Kermit is a bummer. Wasn’t he the one who always had it together, the calm, level-headed eye in the Muppet-mayhem storm? More importantly, didn’t he always love his job? As the producer of Up Late With Miss Piggy, the new Kermit is a corporate, budget-obsessed tool who yells at Scooter about C-list guests (sorry, Tom Bergeron) and rebounds with a slutty swine named Denise. “[We] want to see Kermit and his furry friends overcome all the odds to put on the best show they can,” The Telegraph’s Jonathan Bernstein wrote. “[We] don’t want to see a weary, beaten-down frog toiling on the terrible late-night talk show fronted by his unhinged ex-girlfriend.”

Piggy is a bitch. She was always a princess, but updating her into a cellphone-wielding, fame-obsessed nightmare diva frames her in a rather unforgiving light. Hopefully they’ll let some of her former vulnerability surface in future episodes, but for now, she’s the cliché terror and the butt of many fat jokes. “Is Miss Piggy really so heavy, anyway?” asked Entertainment Weekly’s Jeff Jensen. “I never thought so.” It’s tough being a pig in show business.

Yet another mockumentary. Like The Office and Modern Family, The Muppets is shot in handheld, faux-documentary style, complete with winking asides to the camera and one-on-one interviews. This gimmick is beyond overused by now, so Gonzo has to make an even lamer joke about it, proving that David Foster Wallace was right about irony. Who needs Statler and Waldorf in the audience when these Muppets are pooping on themselves?

Too much Muppet genitalia.
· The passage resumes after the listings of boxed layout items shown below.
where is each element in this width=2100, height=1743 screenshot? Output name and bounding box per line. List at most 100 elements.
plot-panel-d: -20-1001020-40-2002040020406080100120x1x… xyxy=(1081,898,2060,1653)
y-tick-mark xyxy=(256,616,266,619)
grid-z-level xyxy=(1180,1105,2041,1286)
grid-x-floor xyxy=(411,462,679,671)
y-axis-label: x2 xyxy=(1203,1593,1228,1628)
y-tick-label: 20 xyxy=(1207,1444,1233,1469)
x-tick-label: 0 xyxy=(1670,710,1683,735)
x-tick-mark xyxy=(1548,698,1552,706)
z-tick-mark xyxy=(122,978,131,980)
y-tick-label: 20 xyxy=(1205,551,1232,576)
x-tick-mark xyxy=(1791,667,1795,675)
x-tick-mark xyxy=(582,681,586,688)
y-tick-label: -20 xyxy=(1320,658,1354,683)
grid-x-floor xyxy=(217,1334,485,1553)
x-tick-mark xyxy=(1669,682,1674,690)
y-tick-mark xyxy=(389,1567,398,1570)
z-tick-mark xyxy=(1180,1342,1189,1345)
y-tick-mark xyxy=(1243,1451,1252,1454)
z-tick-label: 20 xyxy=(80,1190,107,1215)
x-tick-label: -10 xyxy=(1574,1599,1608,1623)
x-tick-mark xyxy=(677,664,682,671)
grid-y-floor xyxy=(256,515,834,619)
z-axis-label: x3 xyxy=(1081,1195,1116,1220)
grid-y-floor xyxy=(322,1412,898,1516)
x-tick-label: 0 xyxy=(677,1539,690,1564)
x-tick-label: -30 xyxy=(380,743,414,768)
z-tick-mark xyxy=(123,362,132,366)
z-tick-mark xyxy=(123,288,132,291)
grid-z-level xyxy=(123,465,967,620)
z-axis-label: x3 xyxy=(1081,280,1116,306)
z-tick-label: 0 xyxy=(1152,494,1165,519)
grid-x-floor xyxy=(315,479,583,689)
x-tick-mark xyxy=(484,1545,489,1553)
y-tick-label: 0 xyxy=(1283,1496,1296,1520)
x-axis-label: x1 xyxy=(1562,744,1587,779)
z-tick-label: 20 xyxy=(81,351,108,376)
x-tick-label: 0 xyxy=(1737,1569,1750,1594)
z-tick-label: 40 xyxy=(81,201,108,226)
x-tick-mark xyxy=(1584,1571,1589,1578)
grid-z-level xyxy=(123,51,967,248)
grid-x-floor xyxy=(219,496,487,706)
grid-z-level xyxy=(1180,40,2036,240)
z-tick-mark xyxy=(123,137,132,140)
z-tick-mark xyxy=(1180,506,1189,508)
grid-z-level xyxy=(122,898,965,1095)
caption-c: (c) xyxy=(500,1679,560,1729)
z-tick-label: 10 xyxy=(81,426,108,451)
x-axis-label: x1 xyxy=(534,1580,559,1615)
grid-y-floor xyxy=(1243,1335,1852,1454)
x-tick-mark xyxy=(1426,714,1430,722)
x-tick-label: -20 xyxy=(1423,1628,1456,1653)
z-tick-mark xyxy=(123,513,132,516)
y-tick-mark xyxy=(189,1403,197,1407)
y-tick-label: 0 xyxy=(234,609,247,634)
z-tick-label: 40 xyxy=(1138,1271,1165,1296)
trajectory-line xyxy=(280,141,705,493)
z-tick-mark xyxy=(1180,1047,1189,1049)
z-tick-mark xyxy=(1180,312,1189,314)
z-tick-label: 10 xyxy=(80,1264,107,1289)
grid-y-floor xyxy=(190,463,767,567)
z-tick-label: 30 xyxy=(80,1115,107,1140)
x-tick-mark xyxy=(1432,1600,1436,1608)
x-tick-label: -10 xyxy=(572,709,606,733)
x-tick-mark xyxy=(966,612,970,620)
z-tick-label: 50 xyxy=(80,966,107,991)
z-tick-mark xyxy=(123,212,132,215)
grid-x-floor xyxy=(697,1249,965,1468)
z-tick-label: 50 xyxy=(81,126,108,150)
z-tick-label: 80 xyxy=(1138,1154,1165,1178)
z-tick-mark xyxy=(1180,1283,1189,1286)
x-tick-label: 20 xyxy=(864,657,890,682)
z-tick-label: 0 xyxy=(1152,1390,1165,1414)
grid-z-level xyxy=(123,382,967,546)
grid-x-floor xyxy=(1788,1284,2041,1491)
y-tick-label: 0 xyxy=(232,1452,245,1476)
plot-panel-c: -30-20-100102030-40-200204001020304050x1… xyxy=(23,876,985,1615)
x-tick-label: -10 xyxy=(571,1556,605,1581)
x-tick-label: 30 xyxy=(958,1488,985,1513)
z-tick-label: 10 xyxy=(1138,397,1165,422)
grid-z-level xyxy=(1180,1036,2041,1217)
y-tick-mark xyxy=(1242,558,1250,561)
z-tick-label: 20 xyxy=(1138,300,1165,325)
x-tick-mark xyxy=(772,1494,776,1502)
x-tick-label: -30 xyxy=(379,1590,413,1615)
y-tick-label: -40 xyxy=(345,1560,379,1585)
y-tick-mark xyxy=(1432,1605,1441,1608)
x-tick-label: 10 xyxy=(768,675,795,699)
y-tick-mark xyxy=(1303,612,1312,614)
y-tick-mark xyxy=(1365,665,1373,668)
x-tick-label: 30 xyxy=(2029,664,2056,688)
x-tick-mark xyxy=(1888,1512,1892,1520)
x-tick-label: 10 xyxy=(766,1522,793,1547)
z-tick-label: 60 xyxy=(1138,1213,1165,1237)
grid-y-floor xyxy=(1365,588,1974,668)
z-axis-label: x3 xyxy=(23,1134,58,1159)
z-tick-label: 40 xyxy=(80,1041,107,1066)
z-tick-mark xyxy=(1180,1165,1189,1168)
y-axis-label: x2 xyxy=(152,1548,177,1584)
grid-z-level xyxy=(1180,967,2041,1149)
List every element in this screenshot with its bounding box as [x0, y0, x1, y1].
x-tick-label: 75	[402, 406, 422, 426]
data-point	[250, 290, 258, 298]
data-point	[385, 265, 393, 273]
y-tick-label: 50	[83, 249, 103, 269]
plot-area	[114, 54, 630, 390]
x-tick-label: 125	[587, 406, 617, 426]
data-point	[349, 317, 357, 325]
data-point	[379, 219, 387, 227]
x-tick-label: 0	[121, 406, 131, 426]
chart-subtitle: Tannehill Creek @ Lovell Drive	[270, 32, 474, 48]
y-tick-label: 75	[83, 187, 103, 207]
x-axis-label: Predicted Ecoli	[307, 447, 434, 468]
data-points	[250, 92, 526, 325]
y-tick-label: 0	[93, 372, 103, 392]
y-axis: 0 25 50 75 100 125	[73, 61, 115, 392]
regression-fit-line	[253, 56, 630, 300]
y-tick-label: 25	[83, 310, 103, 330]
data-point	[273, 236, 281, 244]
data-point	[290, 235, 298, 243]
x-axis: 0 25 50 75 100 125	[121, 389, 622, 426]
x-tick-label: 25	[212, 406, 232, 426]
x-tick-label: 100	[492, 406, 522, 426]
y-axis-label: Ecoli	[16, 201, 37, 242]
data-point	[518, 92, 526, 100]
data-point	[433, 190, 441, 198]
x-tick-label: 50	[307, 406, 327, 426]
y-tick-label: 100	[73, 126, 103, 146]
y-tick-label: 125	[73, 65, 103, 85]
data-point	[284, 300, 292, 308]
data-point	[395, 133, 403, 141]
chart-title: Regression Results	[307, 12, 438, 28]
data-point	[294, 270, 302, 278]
Piggy makes repeated references to her boobs getting “hiked” and nearly moons Elizabeth Banks. Fozzie’s in a relationship with a human whose father disapproves. (“What if you have kids?” he asks, making me imagine things I don’t want to imagine.) And there are the billboards for the show, which picture Kermit with a towel slung over his shoulder and the tagline, “Finally. A network TV show with full frontal nudity.” Kermit doesn’t have a penis. I know this. But now it’s the only thing I see. Kermit’s. Penis.

The Muppets are we. If the show feels a bit dark, the reviews are downright depressing. Rolling Stone went so far as to say everything we know about the Muppets is a lie, that they were just doing the TV shows and the movies to pick up a paycheck, that our image of them wasn’t—gasp!—real. But Grantland’s Alex Pappademus nailed it in every sense of the word. “We are a terrible, dispirited society, and we finally have the terrible, dispirited Muppets we deserve.” With a Peanuts movie on the horizon, I pray we haven’t corrupted Charlie Brown, too.